高、楚二人共同举杯,将杯中红酒一饮而尽。高志国嚼着楚斌的拿手菜“烫三丝”,翘起大拇指道:“好吃!咱哥几个都是各有所长,但是我最羡慕的,还你这做菜的手艺!”
楚斌忽然怅然一叹,放下杯子道:“可惜啊!我空有一把好手艺,最后却没来得及给自己做顿好吃的……”
他眼中发出一道奇异的光芒,定定看着高志国说:“却全让你给吃了!”
高志国背后顿时升起一股凉意,干笑一声说:“你……什么意思?”
牛晓生见势头不对,赶忙来打圆场:“楚斌你说这个有意思吗?这种事哪儿怪得着人家志国呀!来来来,吃菜!”
楚斌凄然一笑:“是啊,怪不着!”说罢便闷头吃菜。
高志国越想越不对劲,刚刚那种寒意不减反增,顷刻间将他全身包裹了起来。正当此时,他发现了一件更令他毛骨悚然的事情——桌子上的倒影中,只有一双筷子在悬空舞动,楚斌却不见了!
“你怎么了?”牛晓生发现他面色不对,忙关切地询问。
“晓生,”高志国将吓得惨白的脸转了过去,“我忘了问你,你今天来找我干什么?”
牛晓生被他问得一头雾水,放下碗道:“去钓鱼呀,昨天说好了的!”
“去……”高志国感觉有一只手狠狠捏住了自己的心脏,“钓鱼?晓生,你们是什么时候到我家的,我怎么一点动静也没听到?”

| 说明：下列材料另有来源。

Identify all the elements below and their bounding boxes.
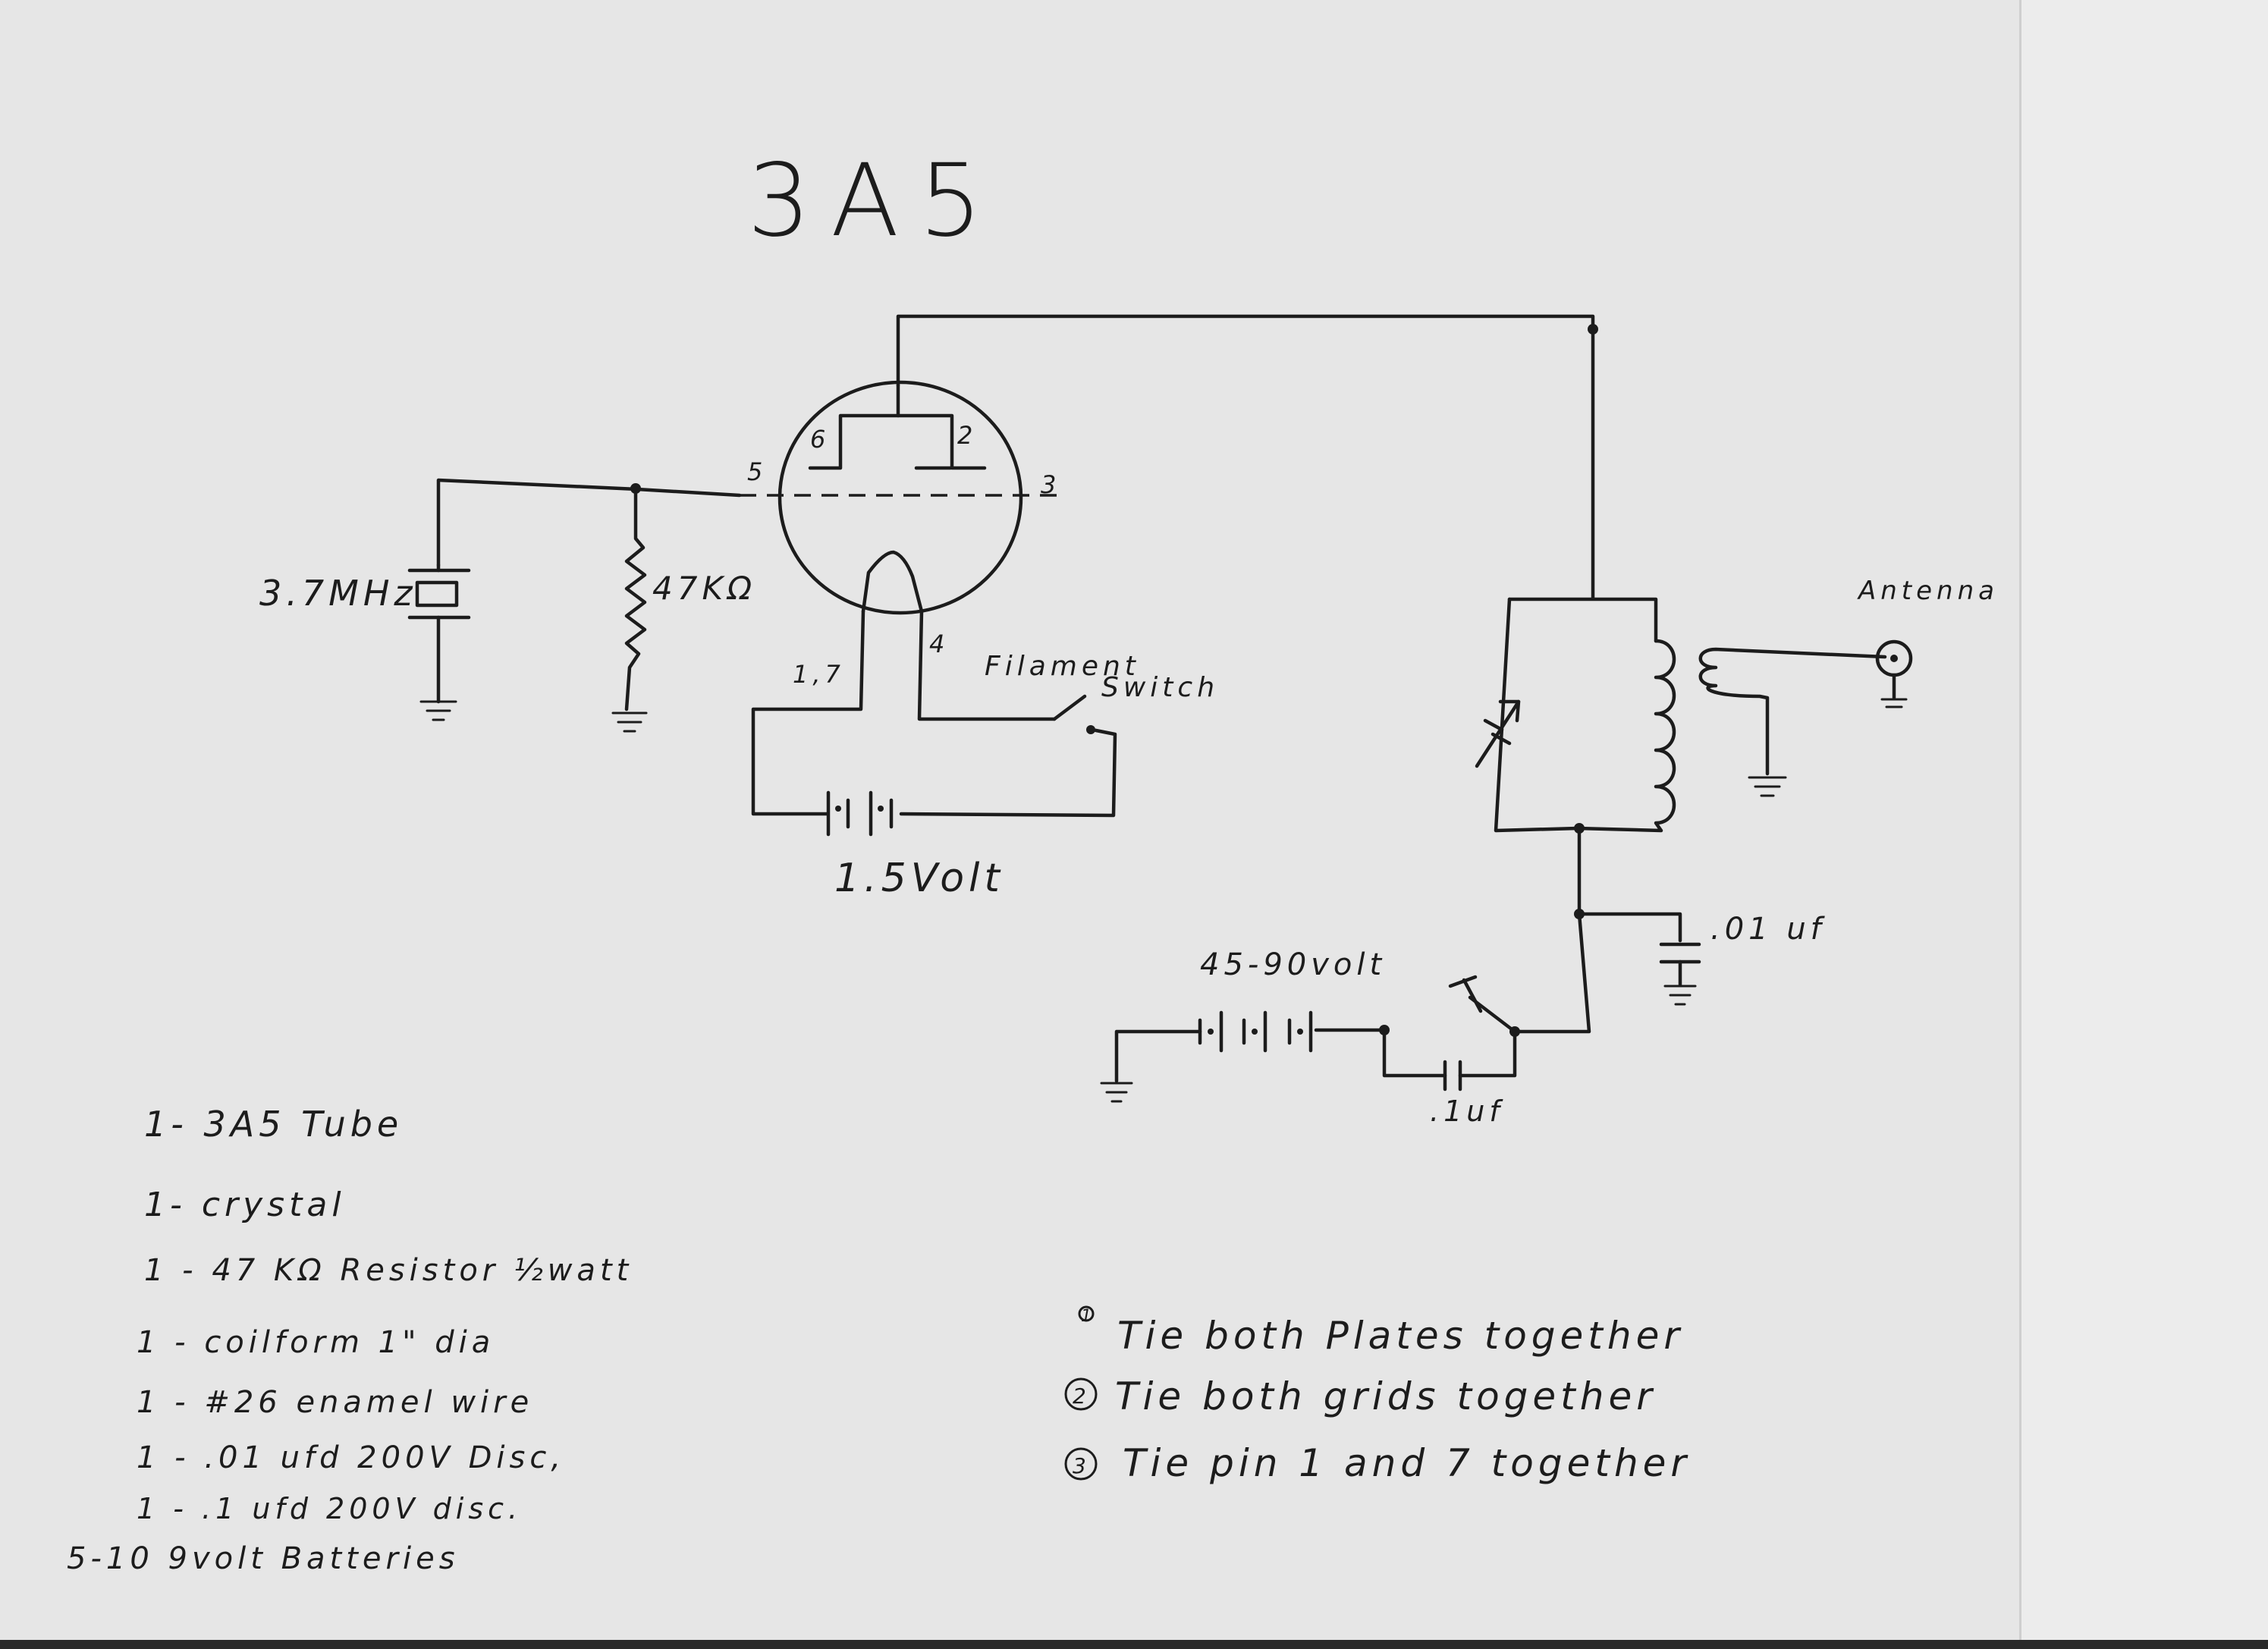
grid-wire: [436, 478, 742, 567]
note-item: Tie pin 1 and 7 together: [1123, 1441, 1691, 1485]
filament-switch-label-2: Switch: [1101, 672, 1219, 703]
plate-supply-circuit: [1100, 912, 1591, 1103]
parts-item: 1 - .01 ufd 200V Disc,: [137, 1440, 565, 1475]
plate-wire: [896, 314, 1595, 600]
parts-item: 1- crystal: [144, 1186, 346, 1224]
pin4-label: 4: [929, 630, 949, 658]
notes-list: Tie both Plates together 2 Tie both grid…: [1064, 1305, 1691, 1485]
paper-edge: [2019, 0, 2021, 1649]
tube-filament: [861, 550, 924, 614]
pin2-label: 2: [957, 421, 977, 450]
pin17-label: 1,7: [793, 660, 845, 689]
tank-coil: [1575, 639, 1676, 833]
scan-bottom-band: [0, 1640, 2268, 1649]
parts-item: 1- 3A5 Tube: [144, 1104, 403, 1145]
crystal-frequency-label: 3.7MHz: [259, 573, 417, 614]
note-marker-number: 3: [1073, 1453, 1091, 1478]
diagram-title: 3A5: [747, 143, 1002, 259]
tube-3a5: [740, 380, 1058, 615]
pin5-label: 5: [747, 457, 767, 486]
antenna-label: Antenna: [1857, 576, 1999, 606]
parts-item: 1 - 47 KΩ Resistor ½watt: [144, 1253, 633, 1288]
note-marker-2: [1064, 1377, 1098, 1411]
key-capacitor-label: .1uf: [1430, 1095, 1504, 1128]
tube-envelope: [777, 380, 1023, 615]
paper-margin-strip: [2021, 0, 2268, 1640]
resistor-47k: [611, 486, 648, 733]
plate-battery-label: 45-90volt: [1200, 947, 1386, 982]
parts-item: 1 - coilform 1" dia: [137, 1325, 495, 1360]
tube-plates: [808, 413, 987, 470]
note-item: Tie both grids together: [1115, 1374, 1657, 1418]
note-marker-number: 1: [1081, 1307, 1096, 1326]
parts-item: 1 - #26 enamel wire: [137, 1385, 533, 1420]
filament-battery-label: 1.5Volt: [834, 856, 1004, 901]
filament-circuit: [751, 609, 1117, 837]
note-marker-3: [1064, 1447, 1098, 1481]
bypass-capacitor: [1574, 909, 1701, 1006]
pin6-label: 6: [810, 425, 830, 454]
variable-capacitor-arrow: [1475, 699, 1521, 768]
resistor-value-label: 47KΩ: [652, 570, 756, 607]
note-marker-number: 2: [1073, 1384, 1091, 1409]
parts-item: 1 - .1 ufd 200V disc.: [137, 1492, 522, 1525]
note-marker-1: [1078, 1305, 1095, 1322]
bypass-cap-label: .01 uf: [1710, 912, 1826, 947]
note-item: Tie both Plates together: [1117, 1314, 1684, 1358]
key-knob: [1462, 978, 1483, 1013]
crystal: [407, 563, 471, 721]
pin3-label: 3: [1041, 470, 1060, 499]
filament-switch-label-1: Filament: [985, 651, 1140, 682]
antenna-link: [1698, 639, 1913, 797]
parts-item: 5-10 9volt Batteries: [67, 1541, 460, 1576]
tank-circuit: [1475, 597, 1676, 916]
parts-list: 1- 3A5 Tube 1- crystal 1 - 47 KΩ Resisto…: [67, 1104, 633, 1576]
filament-switch-blade: [1052, 694, 1087, 721]
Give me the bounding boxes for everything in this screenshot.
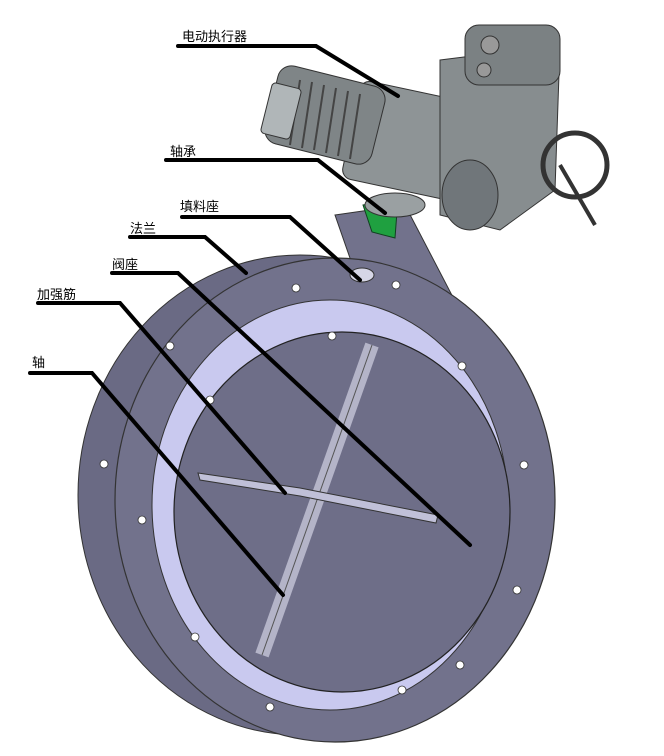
label-valve-seat: 阀座 [112, 258, 139, 273]
label-rib: 加强筋 [37, 288, 77, 303]
label-bearing: 轴承 [170, 145, 197, 160]
leader-rib [36, 301, 287, 495]
leader-lines [28, 44, 472, 597]
label-flange: 法兰 [130, 222, 157, 237]
bore-interior [173, 331, 511, 693]
reinforcing-rib [197, 472, 439, 524]
leader-valve-seat [110, 271, 472, 547]
shaft-edge [261, 344, 373, 656]
leader-actuator [176, 44, 400, 98]
leader-flange [128, 235, 248, 275]
leader-bearing [164, 158, 387, 215]
leader-packing-seat [180, 215, 362, 282]
bolt-holes [99, 280, 529, 712]
label-shaft: 轴 [32, 356, 46, 371]
label-actuator: 电动执行器 [182, 30, 248, 45]
leader-shaft [28, 371, 285, 597]
electric-actuator [260, 24, 610, 231]
label-packing-seat: 填料座 [180, 200, 220, 215]
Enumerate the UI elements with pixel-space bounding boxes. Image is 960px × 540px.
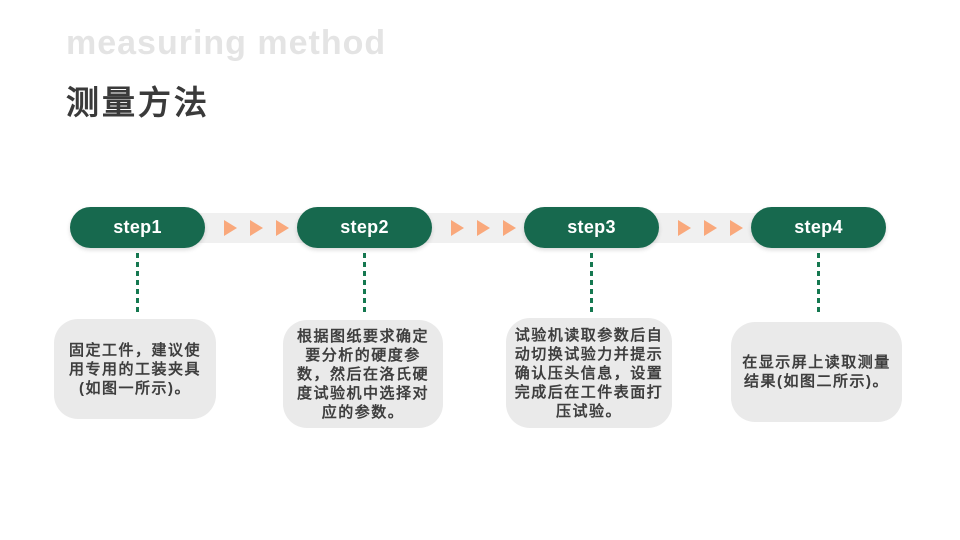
- arrow-right-triangle-icon: [451, 220, 464, 236]
- step-pill-label: step2: [340, 217, 389, 237]
- arrow-right-triangle-icon: [503, 220, 516, 236]
- arrow-group-1: [224, 213, 289, 243]
- dashed-connector-line-2: [363, 253, 366, 313]
- arrow-right-triangle-icon: [730, 220, 743, 236]
- step-description-box-2: 根据图纸要求确定 要分析的硬度参 数，然后在洛氏硬 度试验机中选择对 应的参数。: [283, 320, 443, 428]
- arrow-right-triangle-icon: [224, 220, 237, 236]
- step-pill-2: step2: [297, 207, 432, 248]
- dashed-connector-line-4: [817, 253, 820, 313]
- dashed-connector-line-1: [136, 253, 139, 313]
- step-description-text: 固定工件，建议使 用专用的工装夹具 (如图一所示)。: [68, 341, 201, 397]
- arrow-group-3: [678, 213, 743, 243]
- step-description-text: 根据图纸要求确定 要分析的硬度参 数，然后在洛氏硬 度试验机中选择对 应的参数。: [296, 327, 429, 421]
- step-pill-label: step1: [113, 217, 162, 237]
- dashed-connector-line-3: [590, 253, 593, 313]
- arrow-right-triangle-icon: [704, 220, 717, 236]
- arrow-right-triangle-icon: [678, 220, 691, 236]
- arrow-right-triangle-icon: [276, 220, 289, 236]
- step-pill-4: step4: [751, 207, 886, 248]
- step-pill-1: step1: [70, 207, 205, 248]
- step-pill-label: step4: [794, 217, 843, 237]
- step-description-box-4: 在显示屏上读取测量 结果(如图二所示)。: [731, 322, 902, 422]
- step-pill-3: step3: [524, 207, 659, 248]
- step-description-text: 试验机读取参数后自 动切换试验力并提示 确认压头信息，设置 完成后在工件表面打 …: [514, 326, 664, 420]
- arrow-right-triangle-icon: [477, 220, 490, 236]
- arrow-group-2: [451, 213, 516, 243]
- step-description-text: 在显示屏上读取测量 结果(如图二所示)。: [742, 354, 891, 390]
- step-description-box-1: 固定工件，建议使 用专用的工装夹具 (如图一所示)。: [54, 319, 216, 419]
- slide-title: 测量方法: [66, 84, 210, 121]
- step-pill-label: step3: [567, 217, 616, 237]
- arrow-right-triangle-icon: [250, 220, 263, 236]
- slide-subtitle-en: measuring method: [66, 24, 387, 62]
- step-description-box-3: 试验机读取参数后自 动切换试验力并提示 确认压头信息，设置 完成后在工件表面打 …: [506, 318, 672, 428]
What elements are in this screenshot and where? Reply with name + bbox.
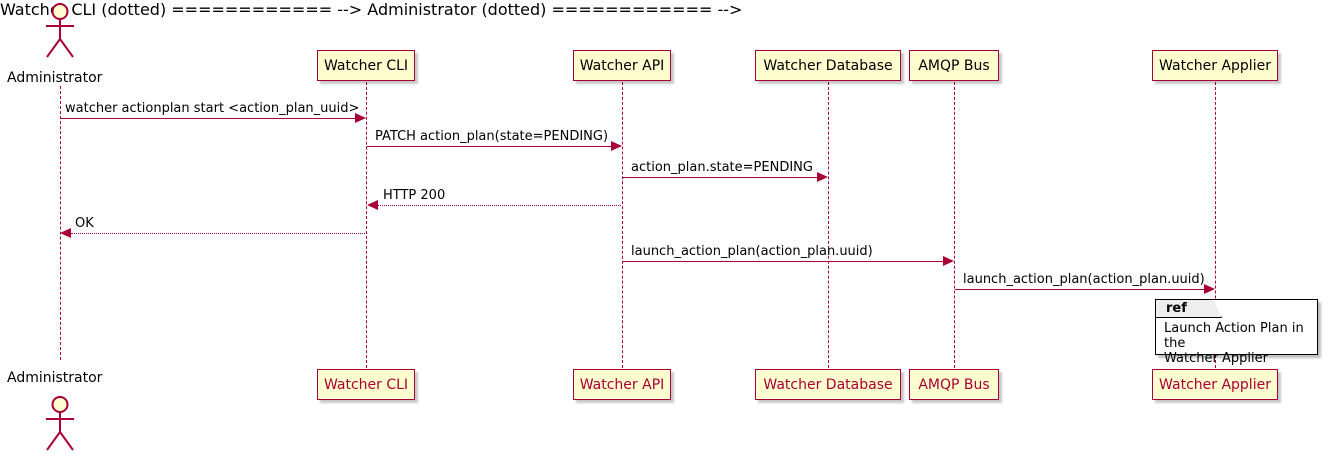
lifeline-amqp-bus [954, 82, 955, 368]
actor-label-administrator-top: Administrator [7, 70, 103, 86]
participant-watcher-api-top[interactable]: Watcher API [573, 50, 671, 81]
participant-amqp-bus-top[interactable]: AMQP Bus [909, 50, 999, 81]
participant-watcher-database-top[interactable]: Watcher Database [755, 50, 901, 81]
message-line-3 [623, 177, 817, 178]
ref-fragment-body-text: Launch Action Plan in the Watcher Applie… [1164, 321, 1304, 366]
actor-administrator-top [46, 3, 74, 58]
message-label-2: PATCH action_plan(state=PENDING) [375, 129, 609, 144]
message-line-5 [71, 233, 365, 234]
message-line-4 [378, 205, 621, 206]
lifeline-watcher-database [828, 82, 829, 368]
message-label-7: launch_action_plan(action_plan.uuid) [963, 272, 1205, 287]
message-label-1: watcher actionplan start <action_plan_uu… [65, 101, 360, 116]
participant-amqp-bus-bottom[interactable]: AMQP Bus [909, 369, 999, 400]
participant-watcher-cli-top[interactable]: Watcher CLI [317, 50, 415, 81]
ref-fragment-tab-label: ref [1156, 300, 1222, 318]
lifeline-watcher-applier [1215, 82, 1216, 368]
participant-watcher-cli-bottom[interactable]: Watcher CLI [317, 369, 415, 400]
participant-watcher-database-bottom[interactable]: Watcher Database [755, 369, 901, 400]
ref-fragment-launch-action-plan: ref Launch Action Plan in the Watcher Ap… [1155, 299, 1318, 366]
message-arrowhead-6 [943, 256, 954, 266]
message-line-2 [367, 146, 611, 147]
message-arrowhead-3 [817, 172, 828, 182]
lifeline-watcher-cli [366, 82, 367, 368]
participant-watcher-api-bottom[interactable]: Watcher API [573, 369, 671, 400]
lifeline-administrator [60, 86, 61, 360]
message-arrowhead-4 [367, 200, 378, 210]
message-arrowhead-5 [60, 228, 71, 238]
message-label-5: OK [75, 216, 94, 231]
message-label-4: HTTP 200 [383, 188, 446, 203]
actor-administrator-bottom [46, 396, 74, 451]
lifeline-watcher-api [622, 82, 623, 368]
message-line-1 [61, 118, 355, 119]
participant-watcher-applier-bottom[interactable]: Watcher Applier [1152, 369, 1278, 400]
message-arrowhead-1 [355, 113, 366, 123]
message-label-3: action_plan.state=PENDING [631, 160, 813, 175]
message-arrowhead-2 [611, 141, 622, 151]
message-arrowhead-7 [1204, 284, 1215, 294]
message-line-6 [623, 261, 943, 262]
message-label-6: launch_action_plan(action_plan.uuid) [631, 244, 873, 259]
message-line-7 [955, 289, 1204, 290]
participant-watcher-applier-top[interactable]: Watcher Applier [1152, 50, 1278, 81]
actor-label-administrator-bottom: Administrator [7, 370, 103, 386]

牛晓生突然叹了口气,口气变得哀怨起来:“既然被你发现了,我们也不好隐瞒。我们这次来,是想告诉你一件事……”
高志国缓缓站起身,倒退了两步,伸出颤抖的手指指着二人,失控地叫道:“你们已经死了,死了!”
牛晓生和楚斌双双站了起来,步伐机械地朝高志国逼近,异口同声道:“志国,不要妄想逃避……”
高志国闭起眼睛,手在空气中乱划,尖叫道:“不,不,我没想逃避,我没想到事情会变成那样……”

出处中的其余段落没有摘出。